Love Language: Ngerujak Setan

Nurul Adiyanti
Chapter #11

11. Rahasia yang Bocor

Di sebuah restoran cepat saji bernuansa industrial yang sangat ramai di kawasan Jakarta Selatan, Kenzy sedang berkumpul bersama komunitas sesama pemengaruh media sosial. Di atas meja kayu panjang mereka, bertumpuk piring-piring kosong, gelas minuman dingin, dan sebuah laptop yang menampilkan grafik statistik performa video kolaborasi terbaru mereka.

"Kenzy, minggu depan kita harus bikin konten tantangan makan mi instan super pedas di Bandung. Pengikut media sosialmu pasti langsung melonjak lagi kalau kita gabungkan audiens kita," kata Radit sambil mengunyah kentang gorengnya dengan lahap.

"Boleh saja, atur saja jadwalnya dengan manajer kedai di sana. Tapi jangan hari Senin ya, karena aku harus menghadiri rapat penting dengan pihak konveksi untuk lini busana terbaruku," jawab Kenzy sambil mengaduk es kopinya dengan sedotan.

Gavin, seorang pemengaruh konten komedi yang duduk di sebelah Radit, tiba-tiba menyeletuk dengan mulut yang penuh makanan.

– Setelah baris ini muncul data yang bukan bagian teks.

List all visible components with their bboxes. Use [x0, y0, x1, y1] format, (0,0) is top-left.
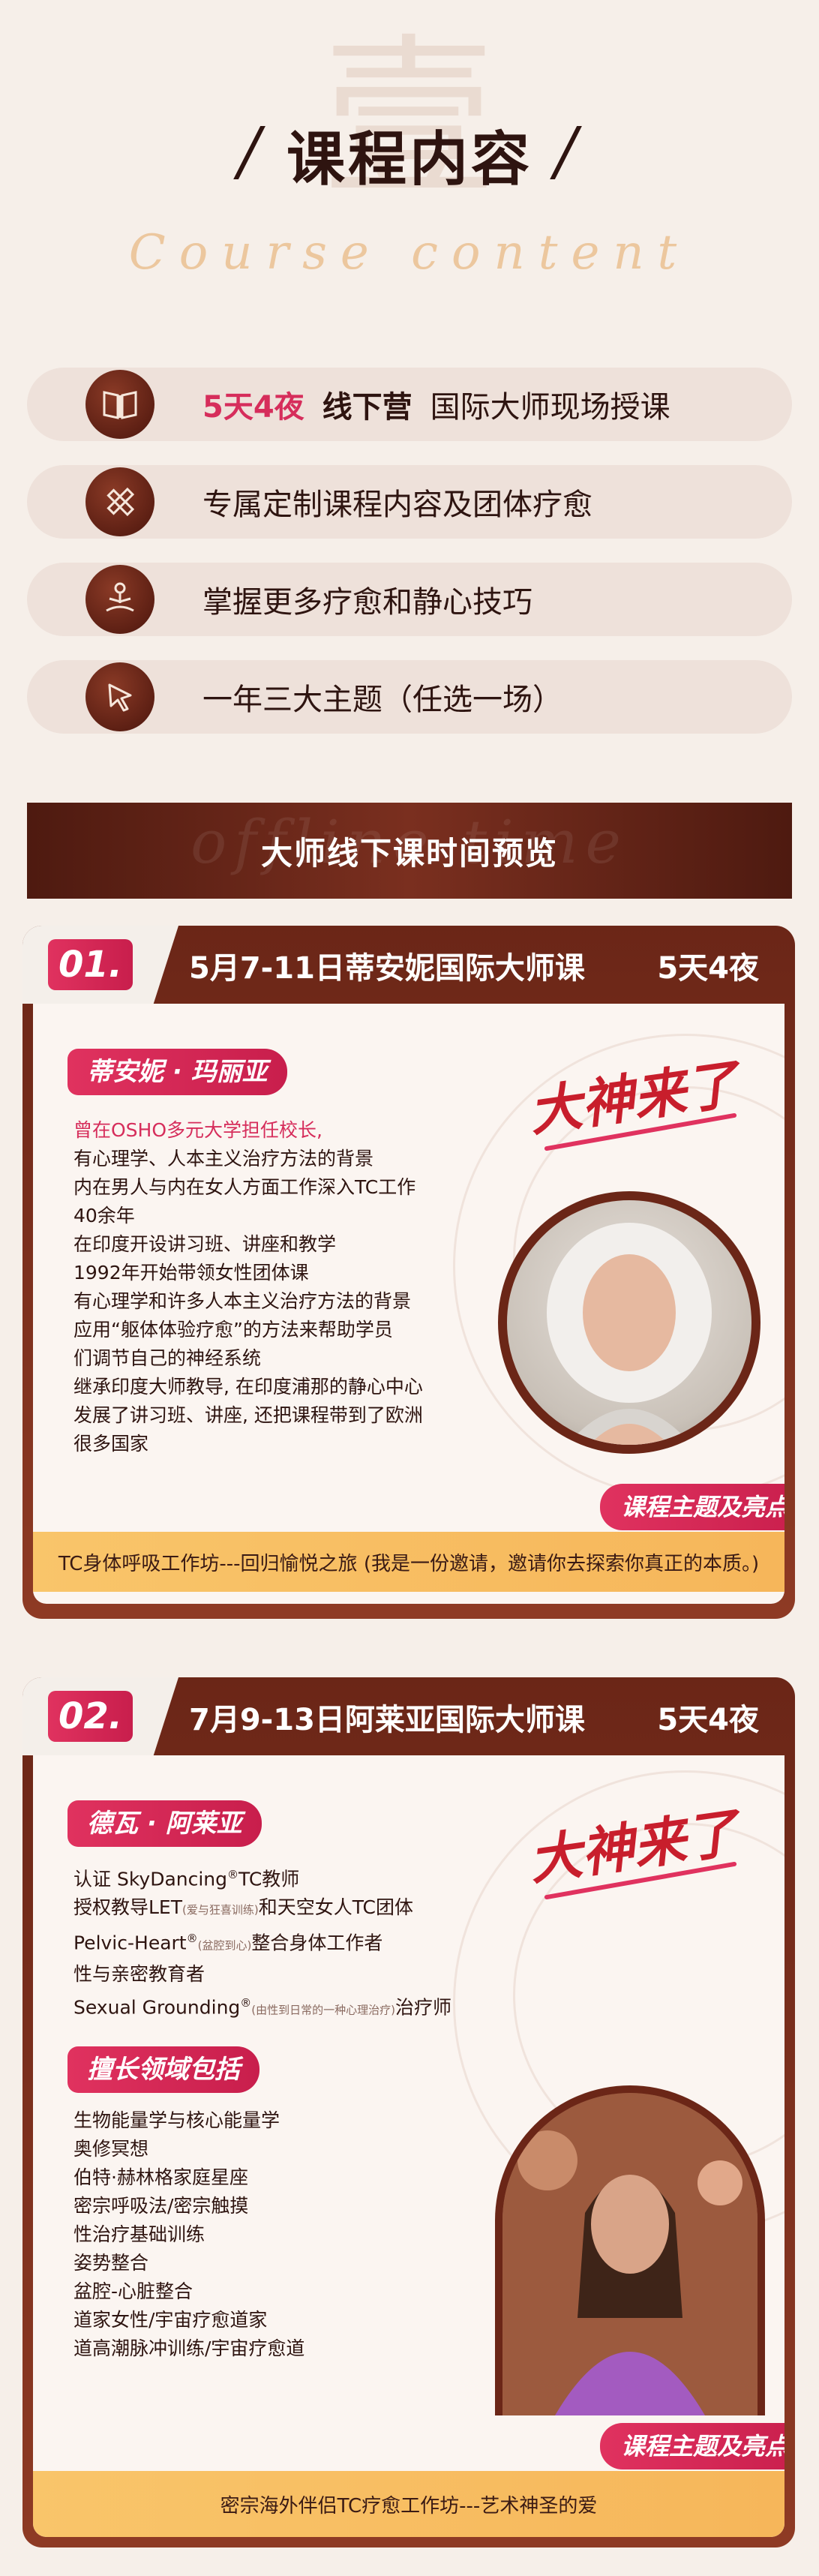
expertise-item: 密宗呼吸法/密宗触摸 [74, 2195, 249, 2217]
description-line: 1992年开始带领女性团体课 [74, 1262, 309, 1283]
description-line: 发展了讲习班、讲座, 还把课程带到了欧洲 [74, 1404, 423, 1426]
credential-line: Pelvic-Heart®(盆腔到心)整合身体工作者 [74, 1932, 383, 1954]
description-lead: 曾在OSHO多元大学担任校长, [74, 1119, 322, 1141]
description-line: 有心理学和许多人本主义治疗方法的背景 [74, 1290, 412, 1312]
expertise-list: 生物能量学与核心能量学 奥修冥想 伯特·赫林格家庭星座 密宗呼吸法/密宗触摸 性… [74, 2106, 464, 2363]
banner-title: 大师线下课时间预览 [260, 834, 558, 872]
feature-text-2: 专属定制课程内容及团体疗愈 [202, 488, 592, 522]
course-duration: 5天4夜 [657, 951, 759, 986]
teacher-description: 曾在OSHO多元大学担任校长, 有心理学、人本主义治疗方法的背景 内在男人与内在… [74, 1116, 494, 1458]
course-date-title: 7月9-13日阿莱亚国际大师课 [189, 1703, 585, 1737]
course-theme-bar: TC身体呼吸工作坊---回归愉悦之旅 (我是一份邀请，邀请你去探索你真正的本质。… [33, 1532, 784, 1592]
cursor-icon [86, 662, 154, 731]
course-card-body: 蒂安妮 · 玛丽亚 大神来了 曾在OSHO多元大学担任校长, 有心理学、人本主义… [33, 1004, 784, 1604]
description-line: 很多国家 [74, 1433, 149, 1455]
description-line: 们调节自己的神经系统 [74, 1347, 262, 1369]
course-card-1: 01. 5月7-11日蒂安妮国际大师课 5天4夜 蒂安妮 · 玛丽亚 大神来了 … [22, 926, 795, 1619]
expertise-item: 道高潮脉冲训练/宇宙疗愈道 [74, 2337, 305, 2359]
banner-watermark: offline time [190, 807, 628, 877]
teacher-credentials: 认证 SkyDancing®TC教师 授权教导LET(爱与狂喜训练)和天空女人T… [74, 1860, 524, 2024]
feature-text-1: 5天4夜 线下营 国际大师现场授课 [202, 383, 670, 426]
credential-line: Sexual Grounding®(由性到日常的一种心理治疗)治疗师 [74, 1995, 452, 2018]
feature-pill-4: 一年三大主题（任选一场） [27, 660, 792, 734]
feature-pill-3: 掌握更多疗愈和静心技巧 [27, 563, 792, 636]
teacher-name-tag: 德瓦 · 阿莱亚 [68, 1800, 262, 1847]
pencil-ruler-icon [86, 467, 154, 536]
expertise-item: 奥修冥想 [74, 2138, 149, 2160]
course-card-2: 02. 7月9-13日阿莱亚国际大师课 5天4夜 德瓦 · 阿莱亚 大神来了 认… [22, 1677, 795, 2547]
meditation-icon [86, 565, 154, 634]
credential-line: 性与亲密教育者 [74, 1962, 206, 1985]
expertise-item: 盆腔-心脏整合 [74, 2280, 194, 2302]
course-number-badge: 02. [22, 1677, 178, 1755]
credential-line: 认证 SkyDancing®TC教师 [74, 1868, 300, 1890]
book-icon [86, 370, 154, 439]
header-script-subtitle: Course content [128, 225, 691, 281]
course-highlight-tag: 课程主题及亮点 [600, 1484, 784, 1530]
course-highlight-tag: 课程主题及亮点 [600, 2423, 784, 2469]
course-number-badge: 01. [22, 926, 178, 1004]
course-number: 02. [48, 1691, 134, 1742]
feature-pill-1: 5天4夜 线下营 国际大师现场授课 [27, 368, 792, 441]
course-card-header: 01. 5月7-11日蒂安妮国际大师课 5天4夜 [22, 926, 795, 1004]
teacher-photo [495, 2085, 765, 2415]
description-line: 在印度开设讲习班、讲座和教学 [74, 1233, 337, 1255]
expertise-tag: 擅长领域包括 [68, 2046, 260, 2093]
course-card-body: 德瓦 · 阿莱亚 大神来了 认证 SkyDancing®TC教师 授权教导LET… [33, 1755, 784, 2537]
description-line: 内在男人与内在女人方面工作深入TC工作 [74, 1176, 416, 1198]
header-watermark-char: 壹 [322, 20, 496, 220]
feature-rest: 国际大师现场授课 [430, 390, 670, 425]
header-left-slash: / [238, 114, 260, 189]
course-duration: 5天4夜 [657, 1703, 759, 1737]
expertise-item: 伯特·赫林格家庭星座 [74, 2166, 248, 2188]
course-card-header: 02. 7月9-13日阿莱亚国际大师课 5天4夜 [22, 1677, 795, 1755]
teacher-name-tag: 蒂安妮 · 玛丽亚 [68, 1049, 287, 1095]
expertise-item: 道家女性/宇宙疗愈道家 [74, 2309, 268, 2331]
section-banner: offline time 大师线下课时间预览 [27, 803, 792, 899]
description-line: 应用“躯体体验疗愈”的方法来帮助学员 [74, 1319, 393, 1341]
course-number: 01. [48, 939, 134, 990]
feature-bold: 线下营 [322, 390, 412, 425]
course-theme-bar: 密宗海外伴侣TC疗愈工作坊---艺术神圣的爱 [33, 2471, 784, 2537]
feature-text-3: 掌握更多疗愈和静心技巧 [202, 585, 532, 620]
header-right-slash: / [555, 114, 577, 189]
teacher-photo [498, 1191, 760, 1454]
expertise-item: 生物能量学与核心能量学 [74, 2109, 280, 2131]
expertise-item: 性治疗基础训练 [74, 2223, 206, 2245]
description-line: 继承印度大师教导, 在印度浦那的静心中心 [74, 1376, 423, 1398]
feature-highlight: 5天4夜 [202, 390, 304, 425]
expertise-item: 姿势整合 [74, 2252, 149, 2274]
description-line: 40余年 [74, 1205, 135, 1226]
credential-line: 授权教导LET(爱与狂喜训练)和天空女人TC团体 [74, 1896, 413, 1919]
feature-text-4: 一年三大主题（任选一场） [202, 683, 562, 717]
page-title: 课程内容 [286, 126, 532, 194]
feature-pill-2: 专属定制课程内容及团体疗愈 [27, 465, 792, 539]
course-date-title: 5月7-11日蒂安妮国际大师课 [189, 951, 585, 986]
description-line: 有心理学、人本主义治疗方法的背景 [74, 1148, 374, 1169]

"Jangan konten mi pedas terus, bosan tahu! Gimana kalau tantangan makan seblak kuah cokelat campur keju lumer? Pasti penonton kita langsung heboh melihat wajah tersiksa kita!"

"Itu bukan konten kuliner yang menghibur, Gavin. Itu namanya percobaan pembunuhan berencana untuk lambung kru kamera kita sendiri," canda Kenzy yang langsung membuat seisi meja tertawa terpingkal-pingkal mendengar ide konyol tersebut.

"Tapi serius, Kenzy, bisnismu yang kemarin omzetnya naik drastis kan? Traktir kita semua makan piza premium ukuran besar dong sebagai perayaan kesuksesanmu," tagih Radit sambil menyenggol lengan Gavin dengan jahil.

"Tenang saja, nanti malam aku pesan lewat aplikasi daring untuk kalian semua yang ada di sini," balas Kenzy dengan murah hati, membuat teman-temannya bersorak gembira di dalam restoran itu.

Gawai milik Kenzy yang tergeletak di atas meja mendadak bergetar tanpa henti. Notifikasi dari grup WhatsApp warga Kost Bahagia beruntun masuk hingga membuat layarnya terus menyala terang.

"Kenapa ponselmu berisik sekali? Ada panggilan kerja sama dari merek internasional yang mendesak?" tanya Gavin penasaran sambil melirik layar gawai Kenzy.

"Bukan, ini hanya grup kost yang mendadak sangat heboh. Sebentar, aku periksa dulu apa yang sedang mereka ributkan di sana," ujar Kenzy sambil membuka aplikasi pesan singkatnya.

Matanya langsung membelalak kaku saat melihat sebuah video rekaman kamera pengawas berdurasi satu menit yang dikirim oleh Bapak Kost ke dalam grup utamanya.

_

Sementara itu, di sisi lain kota, tepatnya di dalam ruang arsip perpustakaan daerah yang sejuk dan tenang, Jessieca sedang sibuk menempelkan stiker kode batang pada tumpukan buku ensiklopedia tebal. Di sudut ruangan dekat rak tua, tampak sesosok bayangan nenek tua berwajah keriput sedang melayang terbalik di langit-langit gedung. Jessieca hanya melirik sekilas dengan pandangan kosong, lalu kembali fokus menempelkan stiker dengan wajah super datar, benar-benar mengabaikan makhluk itu agar tidak merasa diberi panggung untuk mengganggunya lebih jauh.

Mbak Lastri, rekan kerja senior yang hobi berburu diskon belanja daring, berjalan masuk ke dalam ruangan sambil membawa sebungkus besar keripik singkong pedas.

"Jessieca, kamu tidak mau ikut pesan siomay ikan di depan kantor? Mas-mas penjualnya ganteng sekali lho, mirip dengan artis sinetron yang sering tayang malam-malam di televisi," tawar Mbak Lastri sambil mengunyah keripiknya dengan suara yang cukup berisik.